Today being Sunday, I collected our Sunday newspaper from the newsagent and then Meg and I watch the Andrew Marr show on the TV, all routine stuff for a Sunday morning. On consulting my phone, my daughter-in-law (following last night’s blog) had sent me a text informing me that the current series of rugby matches can be seen on Amazon, not the normal channels. However, we met our University of Birmingham friend in the park and I said I would bring along a copy of the Ladybird reading scheme books which we have retained since the days when we were teaching our son to read (approximately 49 years ago) This book was written in the mid-1960’s when Ladybird had been criticised for outdated and probably middle class images of young children and their interactions with other. So the principal characters, Peter and Jane, had been modernised somewhat, Peter having longish hair and Jane now wearing jeans rather than a skirt. Ladybird tried to bring their work up-to-date but there are still massive ‘tell-tales’ in the book. For a start Peter plays with his football (which he subsequently retrieves from the highest branches of a tree) and chooses a toy tractor in the toy shop whereas Jane still chooses to have a doll (but is pointing, with a degree of political correctness, to a ‘black’ rather than a white doll, trains the dog which she is taking for a walk and encourages Peter to retrieve the lost football but does not climb into the tree herself. In another Ladybird book of the era, Jane helps her mother to bake a cake whilst Peter helps his father to paint the fence. Just to make everything worse, the book shows an illustration of Peter and Jane on the beach and is entitled ‘Play with us’ (a title that must rank alongside Baden-Powell, the founder of the Boy Scouts movement, whose book was entitled ‘Scouting for Boys’) One has to say that in these sad times of 2021, neither of these books could have been entitled thus.
I also amused our University of Birmingham friend with a letter than had been written by Boris Johnson’s house master and classics teacher to Boris Johnson’s father.

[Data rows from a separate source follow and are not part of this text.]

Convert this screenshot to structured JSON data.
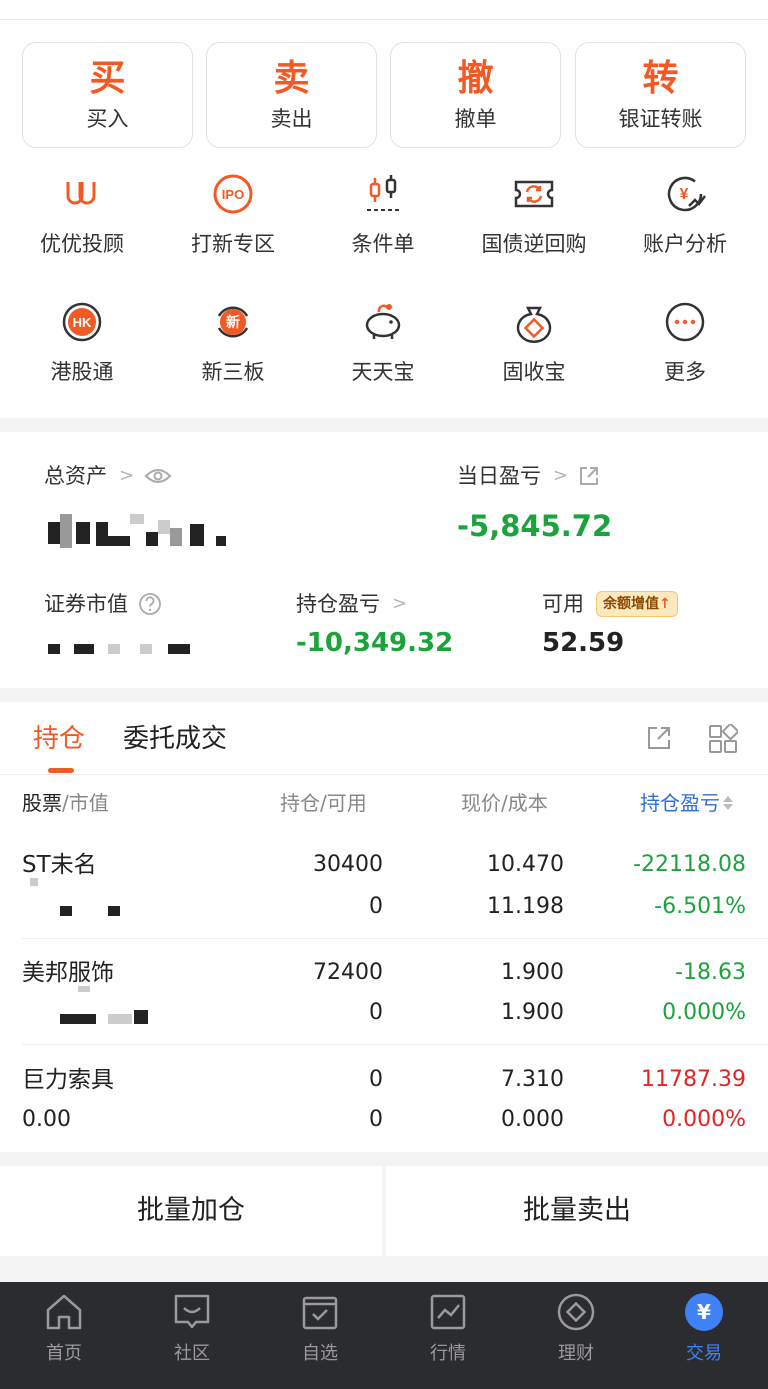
{
  "quick_actions": [
    {
      "glyph": "买",
      "label": "买入"
    },
    {
      "glyph": "卖",
      "label": "卖出"
    },
    {
      "glyph": "撤",
      "label": "撤单"
    },
    {
      "glyph": "转",
      "label": "银证转账"
    }
  ],
  "tools": [
    {
      "label": "优优投顾",
      "icon": "youyou-icon"
    },
    {
      "label": "打新专区",
      "icon": "ipo-icon",
      "icon_text": "IPO"
    },
    {
      "label": "条件单",
      "icon": "candlestick-icon"
    },
    {
      "label": "国债逆回购",
      "icon": "ticket-cycle-icon"
    },
    {
      "label": "账户分析",
      "icon": "yen-chart-icon",
      "icon_text": "¥"
    },
    {
      "label": "港股通",
      "icon": "hk-icon",
      "icon_text": "HK"
    },
    {
      "label": "新三板",
      "icon": "new-board-icon",
      "icon_text": "新"
    },
    {
      "label": "天天宝",
      "icon": "piggy-bank-icon"
    },
    {
      "label": "固收宝",
      "icon": "money-bag-icon"
    },
    {
      "label": "更多",
      "icon": "more-icon",
      "icon_text": "···"
    }
  ],
  "assets": {
    "total_label": "总资产",
    "daily_pl_label": "当日盈亏",
    "daily_pl_value": "-5,845.72",
    "market_value_label": "证券市值",
    "position_pl_label": "持仓盈亏",
    "position_pl_value": "-10,349.32",
    "available_label": "可用",
    "available_value": "52.59",
    "badge": "余额增值"
  },
  "holdings": {
    "tabs": [
      "持仓",
      "委托成交"
    ],
    "columns": {
      "stock": "股票",
      "market_value": "/市值",
      "qty": "持仓/可用",
      "price": "现价/成本",
      "pl": "持仓盈亏"
    },
    "rows": [
      {
        "name": "ST未名",
        "sub": "",
        "qty": "30400",
        "avail": "0",
        "price": "10.470",
        "cost": "11.198",
        "pl": "-22118.08",
        "pl_pct": "-6.501%",
        "pl_color": "green",
        "pct_color": "green"
      },
      {
        "name": "美邦服饰",
        "sub": "",
        "qty": "72400",
        "avail": "0",
        "price": "1.900",
        "cost": "1.900",
        "pl": "-18.63",
        "pl_pct": "0.000%",
        "pl_color": "green",
        "pct_color": "green"
      },
      {
        "name": "巨力索具",
        "sub": "0.00",
        "qty": "0",
        "avail": "0",
        "price": "7.310",
        "cost": "0.000",
        "pl": "11787.39",
        "pl_pct": "0.000%",
        "pl_color": "red",
        "pct_color": "red"
      }
    ]
  },
  "batch": {
    "add": "批量加仓",
    "sell": "批量卖出"
  },
  "nav": [
    {
      "label": "首页",
      "icon": "home-icon"
    },
    {
      "label": "社区",
      "icon": "community-icon"
    },
    {
      "label": "自选",
      "icon": "watchlist-icon"
    },
    {
      "label": "行情",
      "icon": "market-icon"
    },
    {
      "label": "理财",
      "icon": "wealth-icon"
    },
    {
      "label": "交易",
      "icon": "trade-icon",
      "icon_text": "¥",
      "active": true
    }
  ],
  "colors": {
    "accent": "#f15a24",
    "loss": "#1ba33c",
    "gain": "#e32424",
    "nav_active": "#3f82f7",
    "nav_bg": "#2b2c30"
  }
}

The letter indicates with a startling clarity with what we know now that ‘Boris really has adopted a disgracefully cavalier attitude to his classical studies…Boris sometimes seems affronted when criticised for what amounts to a gross failureof responsibility (and surprised at the same time he was not appointed Captain of the School for next half) I think he honestly believes that it is churlish of us not to regard him as an exception, one who should be free of the network of obligations which binds everyone else…‘ I must point out that this letter was written in April 1982 and here we are nearly 40 years later and it must be said ‘plus ça change’ ( or ‘what has changed?’)
This afternoon, Meg and I watched a most enjoyable game of women’s rugby in which the English team (the ‘Red Roses‘) surpasssed their win of last week over the New Zealand (the ‘Black Ferns‘) by winning 56-15 (a largest margin of victory than last week’s 46-12) At half time,the New Zealand team had no points on the board at all and the commentators were speculating whether they might end the match without scoring at all. Next week, though, they play France so that might be an interesting game as well.

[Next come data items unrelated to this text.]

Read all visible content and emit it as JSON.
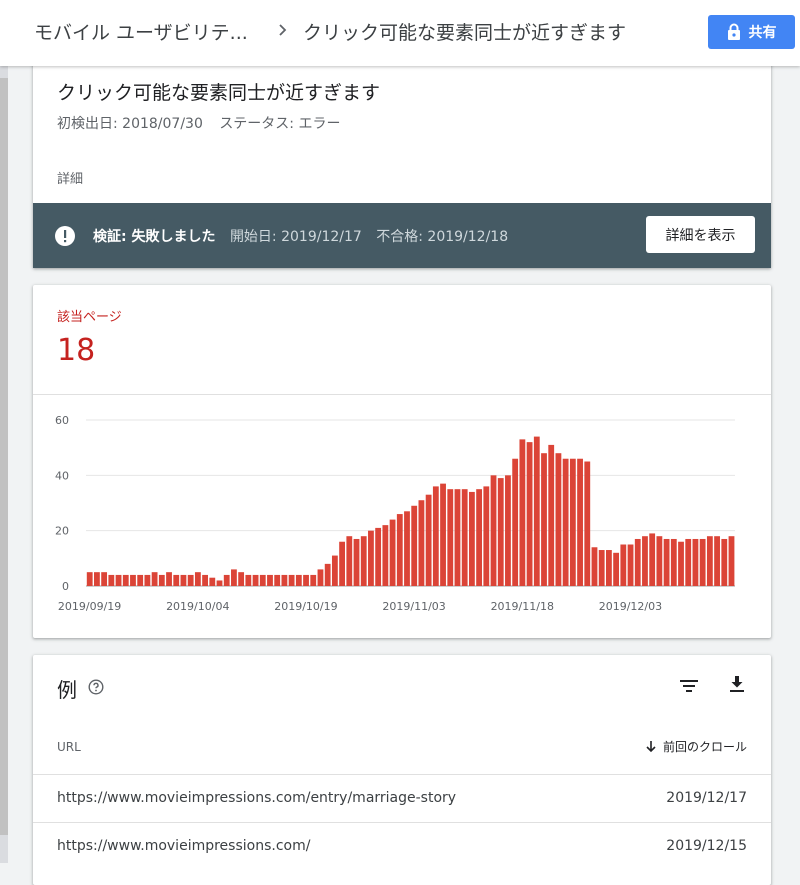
{
  "header": {
    "breadcrumb_parent": "モバイル ユーザビリテ...",
    "breadcrumb_current": "クリック可能な要素同士が近すぎます",
    "share_label": "共有"
  },
  "issue": {
    "title": "クリック可能な要素同士が近すぎます",
    "first_detected": "初検出日: 2018/07/30",
    "status": "ステータス: エラー",
    "details_label": "詳細",
    "validation_status": "検証: 失敗しました",
    "validation_started": "開始日: 2019/12/17",
    "validation_failed": "不合格: 2019/12/18",
    "details_button": "詳細を表示"
  },
  "affected": {
    "label": "該当ページ",
    "count": "18"
  },
  "colors": {
    "bar": "#db4437",
    "accent_red": "#c5221f",
    "validation_bar": "#455a64",
    "share_button": "#4285f4"
  },
  "chart_data": {
    "type": "bar",
    "ylim": [
      0,
      60
    ],
    "y_ticks": [
      "60",
      "40",
      "20",
      "0"
    ],
    "y_tick_values": [
      60,
      40,
      20,
      0
    ],
    "x_tick_labels": [
      {
        "label": "2019/09/19",
        "index": 0
      },
      {
        "label": "2019/10/04",
        "index": 15
      },
      {
        "label": "2019/10/19",
        "index": 30
      },
      {
        "label": "2019/11/03",
        "index": 45
      },
      {
        "label": "2019/11/18",
        "index": 60
      },
      {
        "label": "2019/12/03",
        "index": 75
      }
    ],
    "values": [
      5,
      5,
      5,
      4,
      4,
      4,
      4,
      4,
      4,
      5,
      4,
      5,
      4,
      4,
      4,
      5,
      4,
      3,
      2,
      4,
      6,
      5,
      4,
      4,
      4,
      4,
      4,
      4,
      4,
      4,
      4,
      4,
      6,
      8,
      11,
      16,
      18,
      17,
      18,
      20,
      21,
      22,
      24,
      26,
      27,
      29,
      31,
      33,
      36,
      37,
      35,
      35,
      35,
      34,
      35,
      36,
      40,
      39,
      40,
      46,
      53,
      52,
      54,
      48,
      51,
      48,
      46,
      46,
      46,
      45,
      14,
      13,
      13,
      12,
      15,
      15,
      17,
      18,
      19,
      18,
      17,
      17,
      16,
      17,
      17,
      17,
      18,
      18,
      17,
      18
    ]
  },
  "examples": {
    "title": "例",
    "col_url": "URL",
    "col_last_crawl": "前回のクロール",
    "rows": [
      {
        "url": "https://www.movieimpressions.com/entry/marriage-story",
        "date": "2019/12/17"
      },
      {
        "url": "https://www.movieimpressions.com/",
        "date": "2019/12/15"
      }
    ]
  }
}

Soupmaking experiments are continuing later on this evening. I am going to try a combination of celery, swede, carrot, potato and perhaps a little parsnip to see how all of that pans out – it is, after all, a classic root vegetables type of soup but how the flavours will combine or not we will have to wait and see. It actually turned out to be a lot better than I predicted that it might – so I am pleased that I saved half of the raw ingredients so I can quickly make another batch if the weather turns particularly cold in the next week.

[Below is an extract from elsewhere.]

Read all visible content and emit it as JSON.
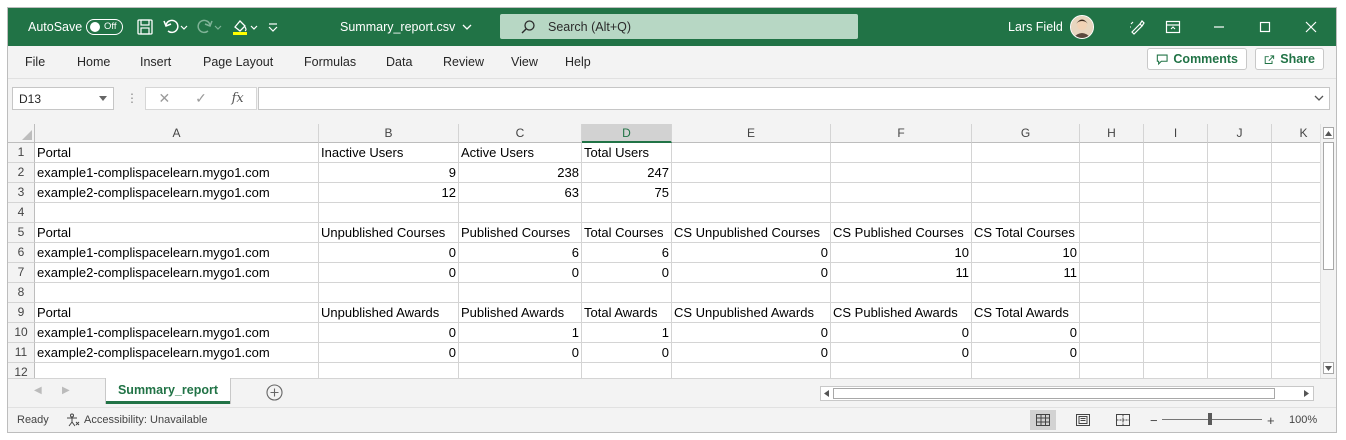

The next week is going to be a crucial one for Boris Johnson. Not only is COP26 Climate Change coming to an end (with what result?) but the sequelae of the Owen Paterson debacle are rumbling on. Even John Major the ex-Tory PM was driven to declare that the present government was corrupt – a very powerful word in politics. Basically, the Tory party collectively put its foot down and the newer intake basically said to the Brexiteers and the ‘old guard’ that they could not be rolled over. Does this make the present Tory party almost unwhippable? Also the position of the Leader of the House (Rees-Mogg) and the Chief Whip must now by in doubt – in any event, they have lost all credibility and will they ever be believed again after last week? Watch this space!